Third, the legislation would not only hurt students by distorting their qualifications and causing incorrect placements, it would outright deny Title IV eligibility for some transfer students. By mandating that schools award academic credits even for coursework that is not applicable to the students’ academic program, the proposed language would push many students out of eligibility for federal financial assistance by penalizing them under federal Satisfactory Academic Progress regulations that cap the number of credit hours a student can take and maintain Title IV eligibility. This outcome is in direct conflict with the spirit of Rep. McKeon’s legislative efforts to reduce federal red tape in student aid programs through the Fed UP initiative.
Fourth, the proposed legislation would set up new and cumbersome reporting requirements to generate information of dubious value. The bill would require production and publication of credit acceptance statistics based on accreditation status of sending institutions. Yet the bill is unclear as to how reporting institutions would authoritatively determine the accreditation status of each sending institution to the satisfaction of the provision’s enforcement authorities. In mandating this new data reporting burden, the provision provides a partial answer to the problem of escalating college costs that the college affordability provisions of the bill seek to address.

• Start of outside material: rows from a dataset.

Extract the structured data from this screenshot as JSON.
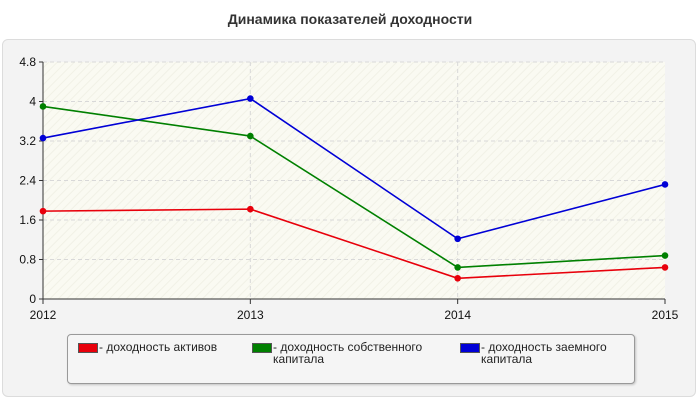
{
  "title": "Динамика показателей доходности",
  "chart_data": {
    "type": "line",
    "x": [
      "2012",
      "2013",
      "2014",
      "2015"
    ],
    "ylim": [
      0,
      4.8
    ],
    "yticks": [
      "0",
      "0.8",
      "1.6",
      "2.4",
      "3.2",
      "4",
      "4.8"
    ],
    "grid": true,
    "legend_position": "bottom",
    "series": [
      {
        "name": "- доходность активов",
        "color": "#e8000b",
        "values": [
          1.78,
          1.82,
          0.42,
          0.64
        ]
      },
      {
        "name": "- доходность собственного капитала",
        "color": "#008000",
        "values": [
          3.9,
          3.3,
          0.64,
          0.88
        ]
      },
      {
        "name": "- доходность заемного капитала",
        "color": "#0000d6",
        "values": [
          3.26,
          4.06,
          1.22,
          2.32
        ]
      }
    ]
  }
}
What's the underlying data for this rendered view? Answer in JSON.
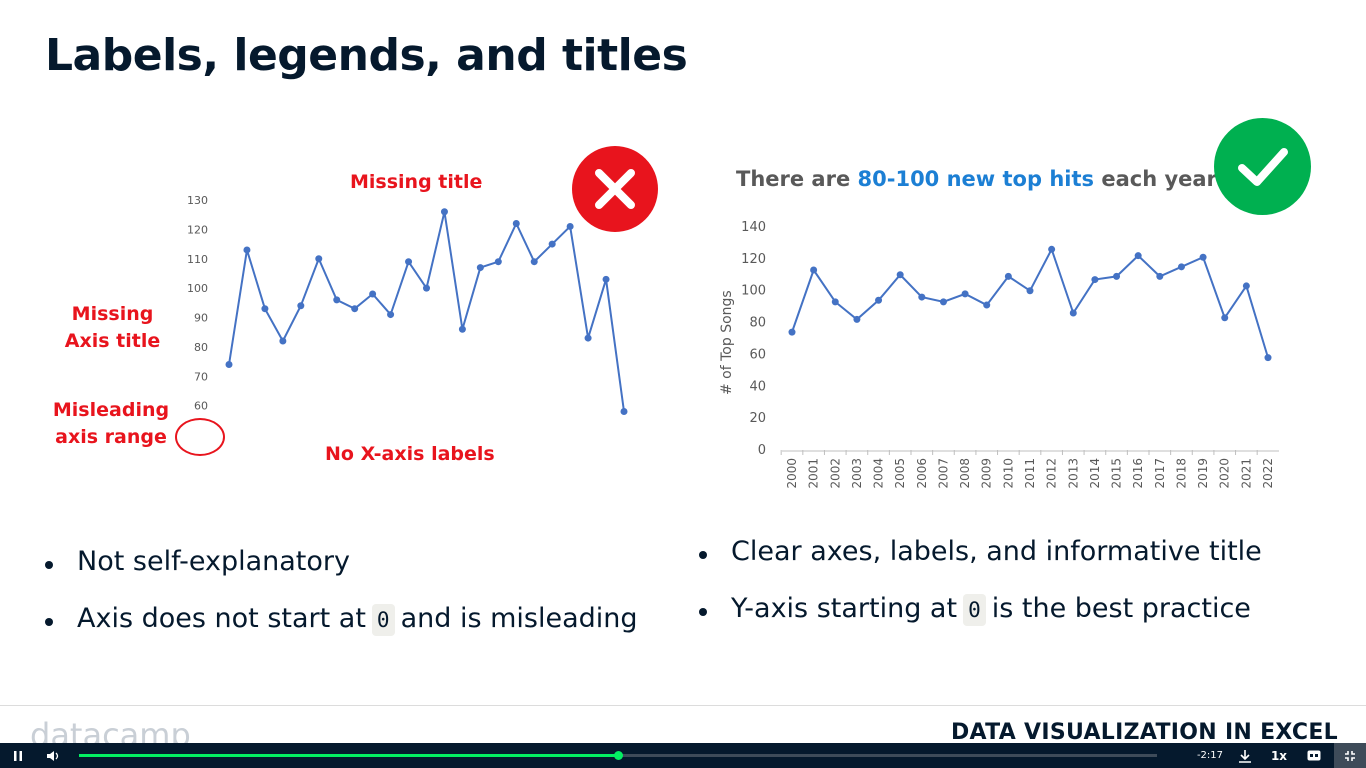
{
  "slide": {
    "title": "Labels, legends, and titles"
  },
  "left_panel": {
    "annotations": {
      "missing_title": "Missing title",
      "missing_axis_line1": "Missing",
      "missing_axis_line2": "Axis title",
      "misleading_line1": "Misleading",
      "misleading_line2": "axis range",
      "no_x_labels": "No X-axis labels"
    },
    "badge_icon": "cross-icon",
    "badge_color": "#e8141d",
    "bullets": [
      {
        "text": "Not self-explanatory"
      },
      {
        "pre": "Axis does not start at",
        "code": "0",
        "post": "and is misleading"
      }
    ]
  },
  "right_panel": {
    "title_pre": "There are",
    "title_highlight": "80-100 new top hits",
    "title_post": "each year",
    "highlight_color": "#1c7fd4",
    "badge_icon": "check-icon",
    "badge_color": "#00b050",
    "bullets": [
      {
        "text": "Clear axes, labels, and informative title"
      },
      {
        "pre": "Y-axis starting at",
        "code": "0",
        "post": "is the best practice"
      }
    ]
  },
  "chart_data": [
    {
      "type": "line",
      "title": "",
      "xlabel": "",
      "ylabel": "",
      "x": [
        "2000",
        "2001",
        "2002",
        "2003",
        "2004",
        "2005",
        "2006",
        "2007",
        "2008",
        "2009",
        "2010",
        "2011",
        "2012",
        "2013",
        "2014",
        "2015",
        "2016",
        "2017",
        "2018",
        "2019",
        "2020",
        "2021",
        "2022"
      ],
      "series": [
        {
          "values": [
            74,
            113,
            93,
            82,
            94,
            110,
            96,
            93,
            98,
            91,
            109,
            100,
            126,
            86,
            107,
            109,
            122,
            109,
            115,
            121,
            83,
            103,
            58
          ]
        }
      ],
      "ylim": [
        50,
        130
      ],
      "yticks": [
        "50",
        "60",
        "70",
        "80",
        "90",
        "100",
        "110",
        "120",
        "130"
      ],
      "x_tick_labels_shown": false,
      "color": "#4472c4"
    },
    {
      "type": "line",
      "title": "There are 80-100 new top hits each year",
      "xlabel": "",
      "ylabel": "# of Top Songs",
      "x": [
        "2000",
        "2001",
        "2002",
        "2003",
        "2004",
        "2005",
        "2006",
        "2007",
        "2008",
        "2009",
        "2010",
        "2011",
        "2012",
        "2013",
        "2014",
        "2015",
        "2016",
        "2017",
        "2018",
        "2019",
        "2020",
        "2021",
        "2022"
      ],
      "series": [
        {
          "values": [
            74,
            113,
            93,
            82,
            94,
            110,
            96,
            93,
            98,
            91,
            109,
            100,
            126,
            86,
            107,
            109,
            122,
            109,
            115,
            121,
            83,
            103,
            58
          ]
        }
      ],
      "ylim": [
        0,
        140
      ],
      "yticks": [
        "0",
        "20",
        "40",
        "60",
        "80",
        "100",
        "120",
        "140"
      ],
      "x_tick_labels_shown": true,
      "color": "#4472c4"
    }
  ],
  "footer": {
    "logo_text": "datacamp",
    "course": "DATA VISUALIZATION IN EXCEL"
  },
  "player": {
    "play_icon": "pause-icon",
    "volume_icon": "volume-icon",
    "time": "-2:17",
    "progress": 0.5,
    "download_icon": "download-icon",
    "speed": "1x",
    "cc_icon": "captions-icon",
    "fullscreen_icon": "exit-fullscreen-icon"
  }
}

Fifth, the proposed legislation would require accrediting bodies to serve as federal agents in enforcing the transfer mandates by adding three new provisions to Section 496(c). Not only would this be a redundant distraction for accreditors, it would add significantly to the costs of accreditation and represents another costly federal mandate working at cross-purposes with the college affordability provisions. Additionally, the bill contains several additional references to transfer in various disclosure provisions amending Section 485(a)(1) of the Higher Education Act.

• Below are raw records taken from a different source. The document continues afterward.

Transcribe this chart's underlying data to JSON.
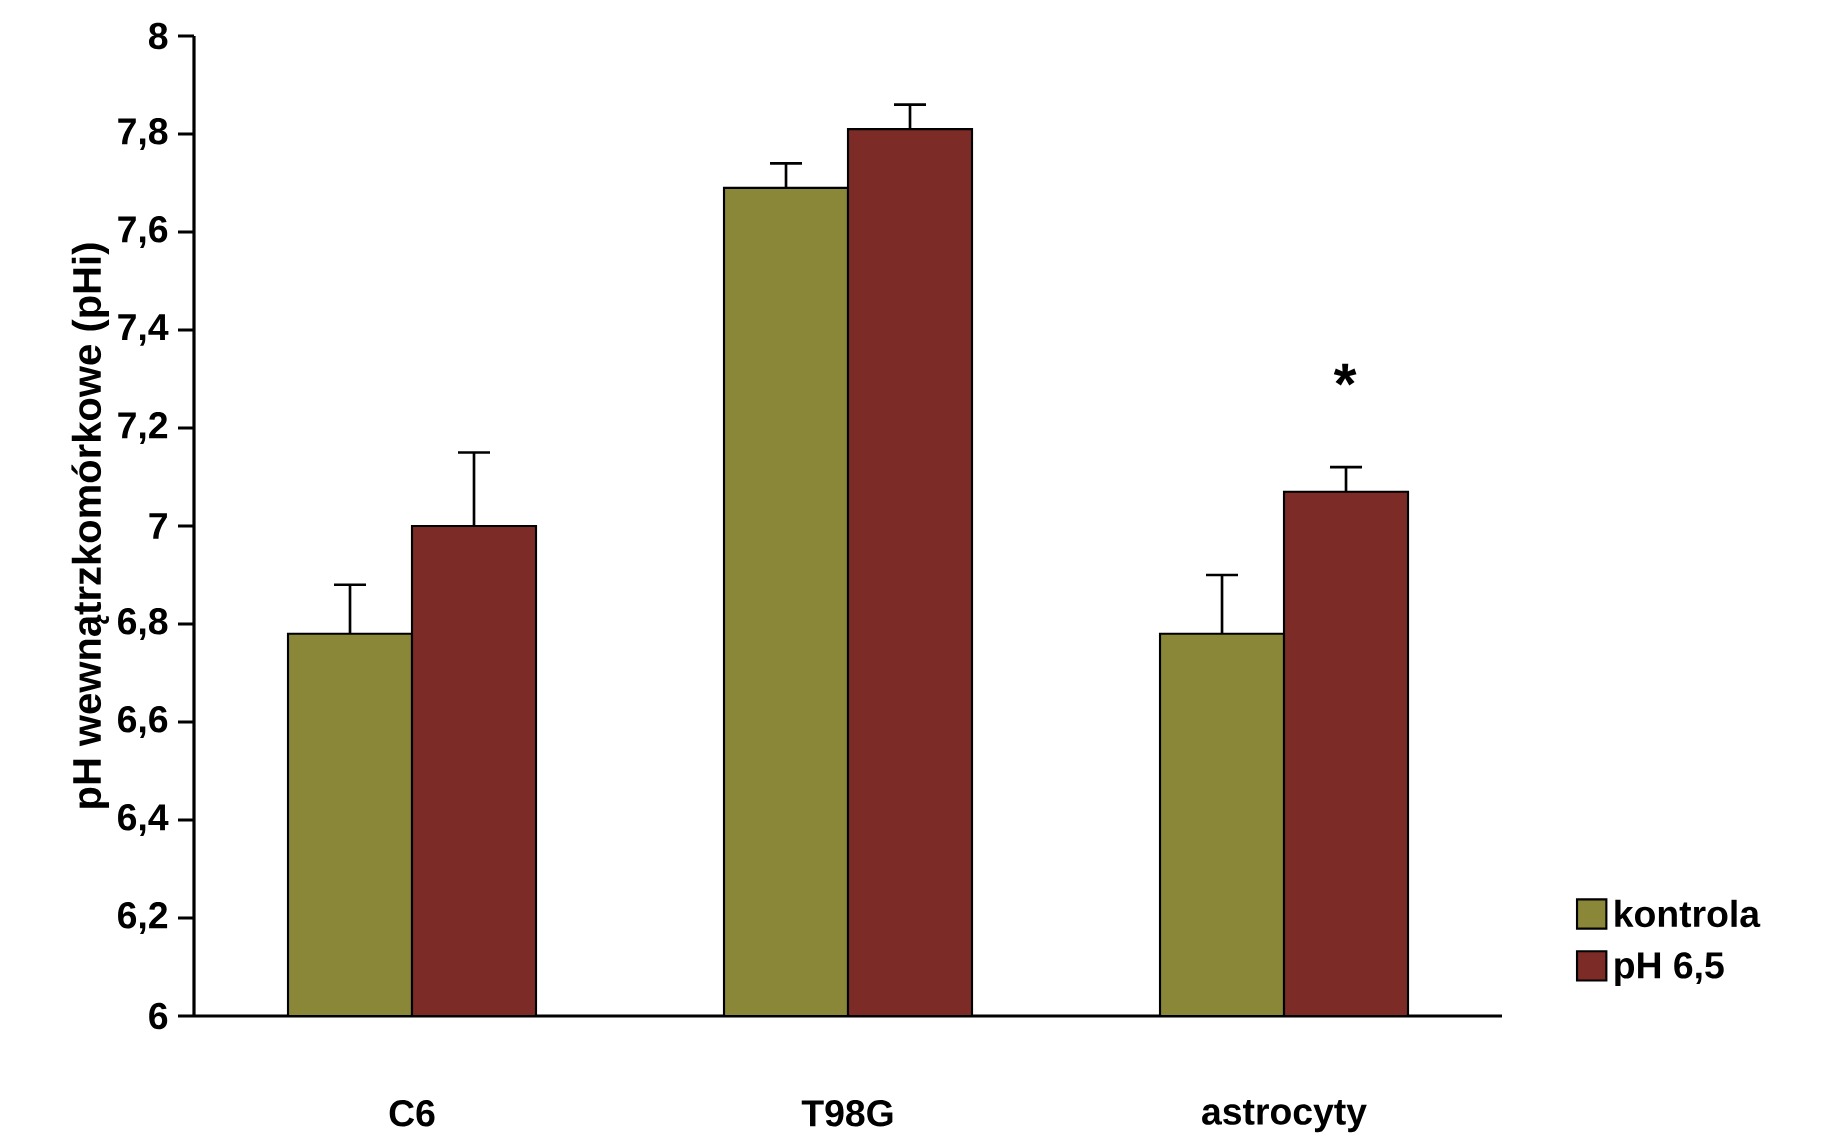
{
  "chart_data": {
    "type": "bar",
    "ylabel": "pH wewnątrzkomórkowe (pHi)",
    "categories": [
      "C6",
      "T98G",
      "astrocyty"
    ],
    "series": [
      {
        "name": "kontrola",
        "color": "#8a8838",
        "values": [
          6.78,
          7.69,
          6.78
        ],
        "errors": [
          0.1,
          0.05,
          0.12
        ]
      },
      {
        "name": "pH 6,5",
        "color": "#7c2b26",
        "values": [
          7.0,
          7.81,
          7.07
        ],
        "errors": [
          0.15,
          0.05,
          0.05
        ]
      }
    ],
    "ylim": [
      6,
      8
    ],
    "yticks": [
      6,
      {
        "value": 6.2,
        "label": "6,2"
      },
      {
        "value": 6.4,
        "label": "6,4"
      },
      {
        "value": 6.6,
        "label": "6,6"
      },
      {
        "value": 6.8,
        "label": "6,8"
      },
      7,
      {
        "value": 7.2,
        "label": "7,2"
      },
      {
        "value": 7.4,
        "label": "7,4"
      },
      {
        "value": 7.6,
        "label": "7,6"
      },
      {
        "value": 7.8,
        "label": "7,8"
      },
      8
    ],
    "annotations": [
      "*"
    ],
    "legend": "bottom right"
  }
}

AACRAO believes that one-size-fits-all legislative mandates on a complex topic such as credit evaluation would result in poor student placements, diminished quality, and wasted resources. Institutions of higher education have an obligation to their students, their graduates, employers, other institutions of higher education, and the public to protect the integrity of the degrees they confer. In an age when fraudulent credentials are becoming a national and international security problem as discussed yesterday in the Senate, Congress should be strengthening, not undermining, the ability of colleges and universities to control the award of their own credentials.
AACRAO urges the committee to strike the transfer of credit provisions in H.R. 4283 and to support reauthorization of the never-conducted study of transfer that Congress originally required the Department to produce in 1998 since precipitous action is not prudent before the findings of a properly conducted study are available. Further, AACRAO stands ready and willing to assist with the study’s implementation.
I thank you in advance for your consideration of this matter. AACRAO is mindful of your extraordinary contributions to the nation’s students, and is ready to work with you to improve portability of academic credit.